IMO this killer stalked and murdered Diane, just as he stalked, abducted, and likely murdered Mary. The parallels are unmistakable and they all point IMO to someone who knew (and probably worked) with Mary and Diane at C&S bank. Yet there's no evidence that law enforcement ever looked at suspects within the bank even after the SECOND murder, of Diane. In fairness to LE, the word “stalking” and the concept of “sexual harassment” in the work place were virtually unheard of in 1965.
Even though Atlanta PD has reportedly lost all the evidence in Mary's case (including a bloody fingerprint recovered from her Mercury Comet), if they would re-open these cases and use some of the tools available to law enforcement today - such as checking for fiber or DNA evidence on Diane Shield’s body, clothes, and car. And if they would have a criminal profiler develop a detailed profile of this killer based on the ample recorded evidence from the two crimes - they could move this case forward. I believe someone could recognize this perp from a detailed criminal profile. And someone already has suspicions or knowledge - this guy's psychotic behavior didn't start with or end with Mary and Diane. An ex-wife, ex-girlfriend, sister, brother, co-worker - someone suspects, knows, or has gotten a horrifying glimpse of this man's dark side.

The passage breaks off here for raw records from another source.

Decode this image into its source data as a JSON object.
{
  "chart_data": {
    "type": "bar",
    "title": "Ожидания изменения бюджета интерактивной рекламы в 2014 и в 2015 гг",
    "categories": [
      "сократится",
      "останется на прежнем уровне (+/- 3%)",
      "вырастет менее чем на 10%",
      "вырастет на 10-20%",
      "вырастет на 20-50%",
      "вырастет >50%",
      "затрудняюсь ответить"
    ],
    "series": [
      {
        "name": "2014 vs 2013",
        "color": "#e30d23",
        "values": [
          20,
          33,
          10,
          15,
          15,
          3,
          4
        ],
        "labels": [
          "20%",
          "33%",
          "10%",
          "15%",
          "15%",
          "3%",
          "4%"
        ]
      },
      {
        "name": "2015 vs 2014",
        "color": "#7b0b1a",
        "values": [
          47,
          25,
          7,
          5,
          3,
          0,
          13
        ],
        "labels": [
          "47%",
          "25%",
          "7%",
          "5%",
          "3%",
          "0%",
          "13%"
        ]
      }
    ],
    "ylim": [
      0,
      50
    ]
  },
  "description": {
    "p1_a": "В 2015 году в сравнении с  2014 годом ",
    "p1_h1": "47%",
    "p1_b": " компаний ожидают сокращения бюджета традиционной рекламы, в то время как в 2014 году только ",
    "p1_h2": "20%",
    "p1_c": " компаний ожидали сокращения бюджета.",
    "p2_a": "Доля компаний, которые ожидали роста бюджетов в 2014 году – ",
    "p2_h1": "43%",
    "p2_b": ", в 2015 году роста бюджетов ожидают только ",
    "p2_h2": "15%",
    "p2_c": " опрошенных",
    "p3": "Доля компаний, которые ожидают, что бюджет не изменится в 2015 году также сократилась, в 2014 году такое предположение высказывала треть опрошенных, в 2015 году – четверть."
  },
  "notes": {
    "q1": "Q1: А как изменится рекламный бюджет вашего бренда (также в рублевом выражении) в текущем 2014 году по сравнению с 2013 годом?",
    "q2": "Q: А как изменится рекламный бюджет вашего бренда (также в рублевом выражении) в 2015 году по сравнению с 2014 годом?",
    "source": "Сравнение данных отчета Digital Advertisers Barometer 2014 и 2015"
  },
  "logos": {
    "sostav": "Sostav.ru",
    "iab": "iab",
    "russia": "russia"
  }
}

But what will it take to motivate LE? The state of Ohio recently brought charges against a man who's accused of murdering his 15 year-old girlfriend in 1963. The state of Georgia within the last few years successfully prosecuted a serial rapist and serial killer without a body or a crime scene. Cases like this are being solved every day.
If you consider what Mary and Diane's families and friends have endured, these last 40 years or so – it's difficult to comprehend. If LE would reopen these cases (though I imagine their official response would be, "These cases remain 'Open'.") or at the very least assign them to a cold case team to review the facts and the evidence with fresh eyes and with the tools available today - it would be an amazing gift to their families and to all of us. Until he's caught, we have no way of knowing if this guy is still out there or not.